Do Androids Dream of Electric Sheep? by Philip K. Dick
This Philip K. Dick novel, which is the inspiration for the movie Blade Runner, is a fast paced read into a possible future Earth. Androids to be used as personal servants are offered as incentives for humans to immigrate from an almost defunct Earth. The one problem to that plan is these androids aren’t unthinking robots of days past. They have some capacity for thought and are escaping their human bondage on Mars and in other human outposts. Whether that thought was a direct byproduct of the engineering or something more mysterious is of little consequence. What is important is that if they make it to Earth, they must be destroyed. That’s were Rick Deckard comes in.
I had the perspective of being a fan of the movie Blade Runner, so I didn’t come at the book with completely fresh eyes. However if you don’t judge a book by its cover, you shouldn’t judge a book by its movie either. While there are some aspects of the movie that take directly from the book, the book really is different, in a very compelling way. There’s still the gritty dirty feel, and Earth is populated by undesirables, also known as chickenheads, or people who didn’t want to leave. Then there are people like Rick Deckard who have a job to do, retiring androids (or replicants in the movie).
Let’s leave the movie behind and focus on the interesting and thought provoking aspects of the book. In Do Androids we are introduced to a device called the mood organ, which can be dialed into moods ranging from satisfaction at work to a sense of well being to depression (which is supposed to be eliminated by the mood organ) to desiring to continue dialing in emotions. Moods can be scheduled throughout the day, and Iran, Rick Deckard’s wife, schedules herself a depression so that she can hear the silence in the apartment building and gain perspective on their existence. Moods no longer exist at the spontaneous level that we mere mortals experience, but rather however we decide to schedule them. We could even dial them in to pick fights with people!
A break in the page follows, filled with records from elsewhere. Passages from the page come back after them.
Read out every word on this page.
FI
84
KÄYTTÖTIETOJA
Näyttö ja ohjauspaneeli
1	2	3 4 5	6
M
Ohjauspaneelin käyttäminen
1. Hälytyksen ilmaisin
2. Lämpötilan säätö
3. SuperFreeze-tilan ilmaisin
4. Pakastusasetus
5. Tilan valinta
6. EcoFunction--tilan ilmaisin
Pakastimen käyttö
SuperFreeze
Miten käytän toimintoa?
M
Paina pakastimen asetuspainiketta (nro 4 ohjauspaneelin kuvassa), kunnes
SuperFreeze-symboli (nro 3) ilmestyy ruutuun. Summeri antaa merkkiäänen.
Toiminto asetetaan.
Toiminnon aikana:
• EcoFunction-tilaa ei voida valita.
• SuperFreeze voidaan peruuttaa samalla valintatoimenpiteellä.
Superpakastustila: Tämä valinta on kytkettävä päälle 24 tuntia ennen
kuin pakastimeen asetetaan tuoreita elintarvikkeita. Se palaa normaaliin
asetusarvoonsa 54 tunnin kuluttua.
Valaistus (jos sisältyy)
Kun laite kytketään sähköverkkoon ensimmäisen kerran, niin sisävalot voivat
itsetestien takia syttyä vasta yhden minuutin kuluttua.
Another interesting aspect of the book was the inclusion of a religion and its counterpoint. On Earth the religion Mercerism is wide spread. Its followers connect to other followers and to Mercer by holding onto handles of an empathy box. Here they experience walking up a hill as one, and occasionally have rocks thrown at them. Bodily injuries received during these connected experiences truly manifest themselves in real life. Mercerism is based on the life an rebirth archetype in religion. When a follower finally makes it to the top of the hill he is brought down by “the killers” and sent to an afterlife, where he then must rise and start climbing the hill again.
Owning animals is valued above all things as well as unity and shared experience. In fact for a large part of the book Rick deals with owning an electric sheep because he had to replace his live one which died of tetanus. Not owning an animal, where most animals are extinct, is possibly one of the biggest social faux paux imaginable. There is a market for electric animals that look and feel just like real animals, and there are even “hospitals” to “heal” the wounded and sick among the fakes. Every person has their own copy of a manual quoting facts on animals including their current market value and whether or not there are any available for sale.
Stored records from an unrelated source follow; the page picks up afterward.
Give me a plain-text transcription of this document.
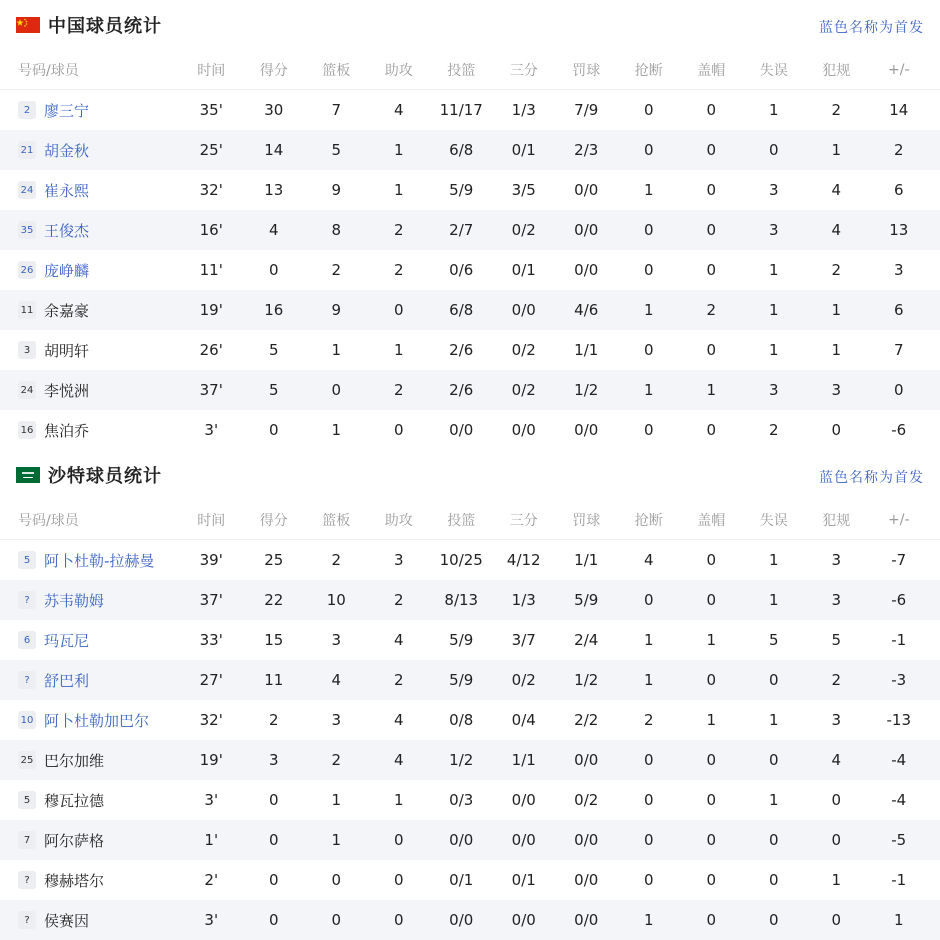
中国球员统计	蓝色名称为首发
号码/球员	时间	得分	篮板	助攻	投篮	三分	罚球	抢断	盖帽	失误	犯规	+/-
2 廖三宁	35'	30	7	4	11/17	1/3	7/9	0	0	1	2	14
21 胡金秋	25'	14	5	1	6/8	0/1	2/3	0	0	0	1	2
24 崔永熙	32'	13	9	1	5/9	3/5	0/0	1	0	3	4	6
35 王俊杰	16'	4	8	2	2/7	0/2	0/0	0	0	3	4	13
26 庞峥麟	11'	0	2	2	0/6	0/1	0/0	0	0	1	2	3
11 余嘉豪	19'	16	9	0	6/8	0/0	4/6	1	2	1	1	6
3 胡明轩	26'	5	1	1	2/6	0/2	1/1	0	0	1	1	7
24 李悦洲	37'	5	0	2	2/6	0/2	1/2	1	1	3	3	0
16 焦泊乔	3'	0	1	0	0/0	0/0	0/0	0	0	2	0	-6
沙特球员统计	蓝色名称为首发
号码/球员	时间	得分	篮板	助攻	投篮	三分	罚球	抢断	盖帽	失误	犯规	+/-
5 阿卜杜勒-拉赫曼	39'	25	2	3	10/25	4/12	1/1	4	0	1	3	-7
? 苏韦勒姆	37'	22	10	2	8/13	1/3	5/9	0	0	1	3	-6
6 玛瓦尼	33'	15	3	4	5/9	3/7	2/4	1	1	5	5	-1
? 舒巴利	27'	11	4	2	5/9	0/2	1/2	1	0	0	2	-3
10 阿卜杜勒加巴尔	32'	2	3	4	0/8	0/4	2/2	2	1	1	3	-13
25 巴尔加维	19'	3	2	4	1/2	1/1	0/0	0	0	0	4	-4
5 穆瓦拉德	3'	0	1	1	0/3	0/0	0/2	0	0	1	0	-4
7 阿尔萨格	1'	0	1	0	0/0	0/0	0/0	0	0	0	0	-5
? 穆赫塔尔	2'	0	0	0	0/1	0/1	0/0	0	0	0	1	-1
? 侯赛因	3'	0	0	0	0/0	0/0	0/0	1	0	0	0	1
Then of course, there are the androids. The hierarchy of value goes: animals, humans, and then androids (and somewhere around androids the “chickenheads” or folks who have been affected mentally by the radioactive fallout), from highest to lowest. Androids cannot experience empathy, and they actively try to debunk Mercerism which is experienced through the empathy box. They escape their human captors to go to Earth where they hope to find refuge. Their makers try to make each generation harder and harder to differentiate from humans. If they know they are enslaved and they revolt, how different are they? Can a human possibly have empathy for a machine? That’s the battle Rick Deckard deals with, and he’s in a tough spot since he is their bounty hunter.
This book explores the ethics of human form artificial intelligence and asks when does a machine stop being a machine, or can it stop at all? Discrimination, religion, and what makes a human a human are all topics of debate in this book. When humans use a machine to regulate their emotions, are they human? Or when an android realizes it shouldn’t have to work in conditions that no human would, is it still just a machine? If you have not read this book yet, you should, and then decide for yourself.
“Dial 888…The desire to watch TV, no matter what’s on it.”